In midday trade, London's FTSE 100 index slid 0.39 percent to 5,107.68 points, Frankfurt's DAX 30 lost 0.35 percent to 5,411.35 points and in Paris the CAC 40 shed 0.47 percent to 2,809.12.
The Milan stock market plunged 1.91 percent after Italy paid record rates in a 10-billion euro ($13.2-billion) bond sale and as the EU kept up pressure over the country's debt on Friday.
The rate on bonds due in six months soared to 6.504 percent and the two-year rate hit 7.814 percent, levels considered dangerously high for the long term given Italy's massive 1.9 trillion euros public debt mountain.
Traders remained nervous at the end of a week that saw investors shun a bond sale in Germany, the eurozone's paymaster and strongest economy, stoking fears the whole euro project is unravelling.
Asian equity markets meanwhile mostly closed lower on Friday as Thursday's meeting between the eurozone's three biggest economies -- France, Germany and Italy -- only highlighted their differences on finding a solution to the region's debt problems.
New York markets were closed for Thanksgiving on Thursday, when Germany and France promised to reform EU governing treaties even though Chancellor Angela Merkel stood by her refusal to back eurobonds or widen the ECB's role.

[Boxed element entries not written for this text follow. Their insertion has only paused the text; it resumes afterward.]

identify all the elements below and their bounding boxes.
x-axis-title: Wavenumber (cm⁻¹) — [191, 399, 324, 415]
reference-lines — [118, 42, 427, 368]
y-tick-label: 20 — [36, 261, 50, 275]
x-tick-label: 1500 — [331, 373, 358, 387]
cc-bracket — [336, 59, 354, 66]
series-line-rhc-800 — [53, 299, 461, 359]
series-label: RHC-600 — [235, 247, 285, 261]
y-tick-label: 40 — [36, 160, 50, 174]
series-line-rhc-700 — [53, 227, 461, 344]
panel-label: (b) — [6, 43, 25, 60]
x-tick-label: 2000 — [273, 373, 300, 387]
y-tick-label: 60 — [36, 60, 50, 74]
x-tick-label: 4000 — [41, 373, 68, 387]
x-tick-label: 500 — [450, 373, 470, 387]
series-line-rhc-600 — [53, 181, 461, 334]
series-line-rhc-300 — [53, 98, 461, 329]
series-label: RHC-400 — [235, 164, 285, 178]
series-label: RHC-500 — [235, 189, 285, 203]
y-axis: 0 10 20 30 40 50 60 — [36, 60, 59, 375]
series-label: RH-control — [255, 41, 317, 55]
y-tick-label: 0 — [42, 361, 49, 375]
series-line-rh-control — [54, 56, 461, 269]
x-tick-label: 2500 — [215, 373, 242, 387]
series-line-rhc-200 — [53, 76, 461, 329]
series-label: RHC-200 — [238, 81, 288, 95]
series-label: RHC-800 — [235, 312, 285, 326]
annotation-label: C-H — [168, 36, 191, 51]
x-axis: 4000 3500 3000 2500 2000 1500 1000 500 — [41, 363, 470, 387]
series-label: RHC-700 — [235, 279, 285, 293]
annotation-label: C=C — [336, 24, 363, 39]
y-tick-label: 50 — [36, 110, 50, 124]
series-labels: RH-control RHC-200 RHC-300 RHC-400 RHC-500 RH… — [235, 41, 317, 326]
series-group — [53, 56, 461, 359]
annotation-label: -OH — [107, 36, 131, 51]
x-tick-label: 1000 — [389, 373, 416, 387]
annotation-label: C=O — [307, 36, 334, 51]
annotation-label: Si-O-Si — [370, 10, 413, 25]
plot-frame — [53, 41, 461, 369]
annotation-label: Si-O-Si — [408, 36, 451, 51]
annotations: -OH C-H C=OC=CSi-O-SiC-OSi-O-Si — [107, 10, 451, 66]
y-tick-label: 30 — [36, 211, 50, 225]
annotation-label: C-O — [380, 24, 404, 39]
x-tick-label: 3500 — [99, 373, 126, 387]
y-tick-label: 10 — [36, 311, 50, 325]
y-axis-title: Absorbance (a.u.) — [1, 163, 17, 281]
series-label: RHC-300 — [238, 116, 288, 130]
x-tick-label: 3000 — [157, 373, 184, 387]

France had urged Berlin to allow the European Central Bank to become a lender of last resort, with the firepower to protect debt-ridden eurozone members from falling victim to the bond markets.
After the crisis talks, French President Nicolas Sarkozy, Merkel and Italy's new Prime Minister Mario Monti said they would move to reform EU governing treaties but insisted that all agreed that there would be no wider ECB role.
Sentiment was also hit after Moody's ratings agency slashed Hungary's sovereign rating to junk status, one day after rival Fitch had cut Portugal's credit standing to junk.
In addition, dealers speculated that China was scaling back its purchases of euros.
"Large euro purchases by the Chinese have been supporting the troubled currency this year, although this may have been scaled back somewhat," said Spreadex trader Jordan Lambert.